Revealing the roles of chemical communication in restoring the formation and electroactivity of electrogenic biofilm under electrical signaling disruption.

Electrogenic biofilms in microbial electrochemical systems have played significant roles in simultaneous wastewater treatment and energy recovery owing to their unique extracellular electron transfer. Their formation has been shown to be regulated by electrical and chemical communication, but the interaction between these signal communication pathways has not been studied. This research investigated the coordination between intracellular c-di-GMP signaling and reinforced quorum sensing with or without exogenous HSL (a common quorum sensing molecule), on the formation of mixed-cultured electrogenic biofilm under electrical signaling disruption by tetraethylammonium (TEA, a broad-range potassium channel blocker). Intracellular c-di-GMP was spontaneously reinforced in response to TEA stress, and metagenomic analysis revealed that the dominant DGC (the genes for producing c-di-GMP) induced the eventual biofilm formation by mediating exopolysaccharide synthesis. Meanwhile, reinforced quorum sensing by exogenous HSL could also benefit the biofilm restoration, however, it alleviated the TEA-induced communication stress, resulting in the weakening of c-di-GMP dominance.

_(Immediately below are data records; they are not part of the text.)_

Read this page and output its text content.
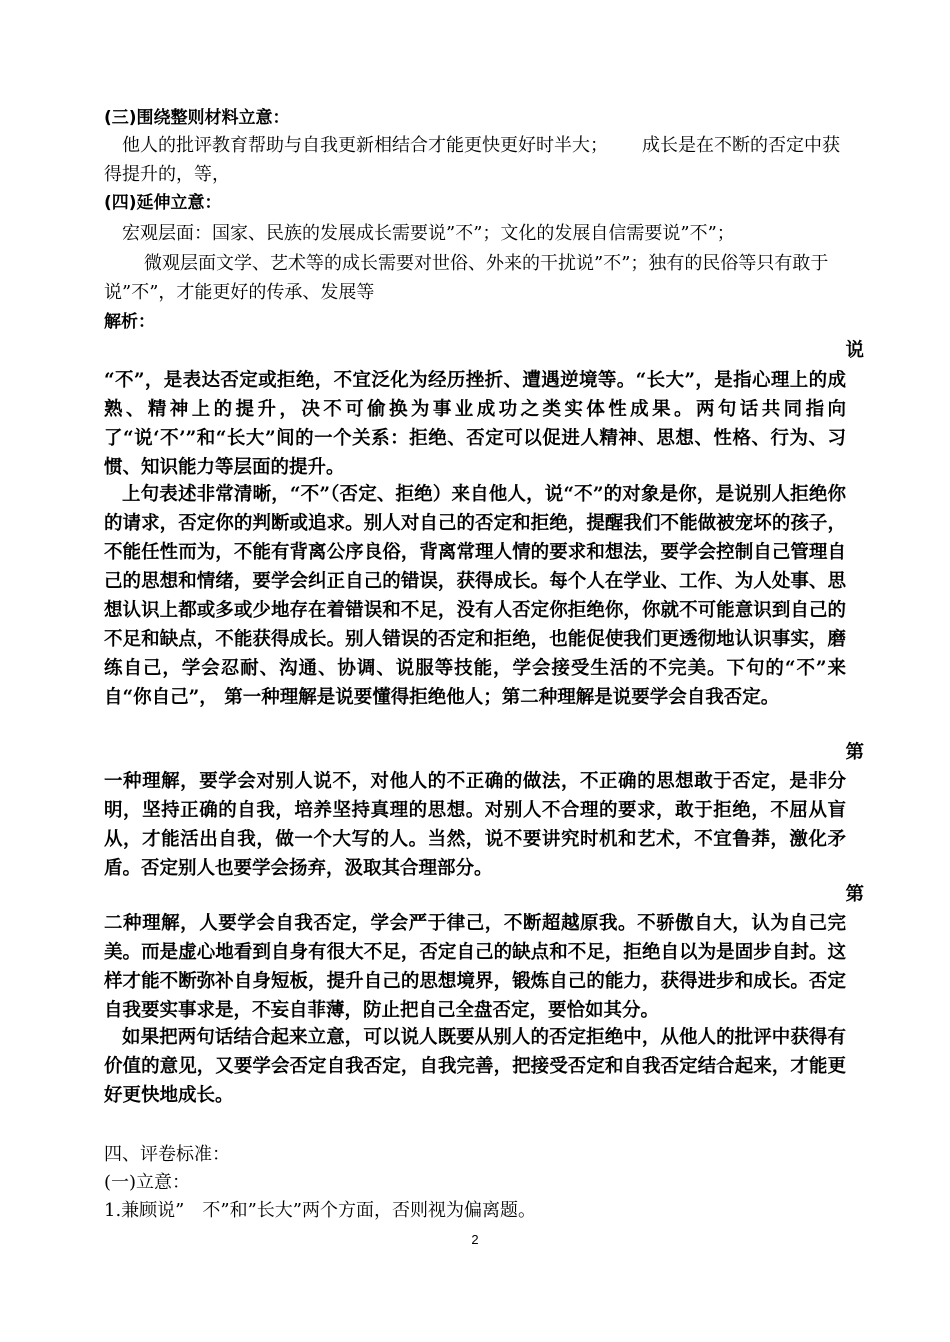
(三)围绕整则材料立意：
他人的批评教育帮助与自我更新相结合才能更快更好时半大； 成长是在不断的否定中获得提升的，等，
(四)延伸立意：
宏观层面：国家、民族的发展成长需要说”不”；文化的发展自信需要说”不”；
微观层面文学、艺术等的成长需要对世俗、外来的干扰说”不”；独有的民俗等只有敢于说”不”，才能更好的传承、发展等
解析：
说
“不”，是表达否定或拒绝，不宜泛化为经历挫折、遭遇逆境等。“长大”，是指心理上的成熟、精神上的提升，决不可偷换为事业成功之类实体性成果。两句话共同指向了“说‘不’”和“长大”间的一个关系：拒绝、否定可以促进人精神、思想、性格、行为、习惯、知识能力等层面的提升。
上句表述非常清晰，“不”（否定、拒绝）来自他人，说“不”的对象是你，是说别人拒绝你的请求，否定你的判断或追求。别人对自己的否定和拒绝，提醒我们不能做被宠坏的孩子，不能任性而为，不能有背离公序良俗，背离常理人情的要求和想法，要学会控制自己管理自己的思想和情绪，要学会纠正自己的错误，获得成长。每个人在学业、工作、为人处事、思想认识上都或多或少地存在着错误和不足，没有人否定你拒绝你，你就不可能意识到自己的不足和缺点，不能获得成长。别人错误的否定和拒绝，也能促使我们更透彻地认识事实，磨练自己，学会忍耐、沟通、协调、说服等技能，学会接受生活的不完美。下句的“不”来自“你自己”， 第一种理解是说要懂得拒绝他人；第二种理解是说要学会自我否定。
第
一种理解，要学会对别人说不，对他人的不正确的做法，不正确的思想敢于否定，是非分明，坚持正确的自我，培养坚持真理的思想。对别人不合理的要求，敢于拒绝，不屈从盲从，才能活出自我，做一个大写的人。当然，说不要讲究时机和艺术，不宜鲁莽，激化矛盾。否定别人也要学会扬弃，汲取其合理部分。
第
二种理解，人要学会自我否定，学会严于律己，不断超越原我。不骄傲自大，认为自己完美。而是虚心地看到自身有很大不足，否定自己的缺点和不足，拒绝自以为是固步自封。这样才能不断弥补自身短板，提升自己的思想境界，锻炼自己的能力，获得进步和成长。否定自我要实事求是，不妄自菲薄，防止把自己全盘否定，要恰如其分。
如果把两句话结合起来立意，可以说人既要从别人的否定拒绝中，从他人的批评中获得有价值的意见，又要学会否定自我否定，自我完善，把接受否定和自我否定结合起来，才能更好更快地成长。
四、评卷标准：
(一)立意：
1.兼顾说”　不”和”长大”两个方面，否则视为偏离题。
2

Interestingly, suppressing electrical communication with or without HSL addition both induced selective enrichment of Geobacter of 85.5% or 30.1% respectively. Functional contribution analysis revealed the significant roles of Geobacter and Thauera in c-di-GMP signaling, especially Thauera in resistance to TEA stress. This study proposed a potential strategy for electrogenic biofilm regulation from the perspectives of cell-to-cell communication.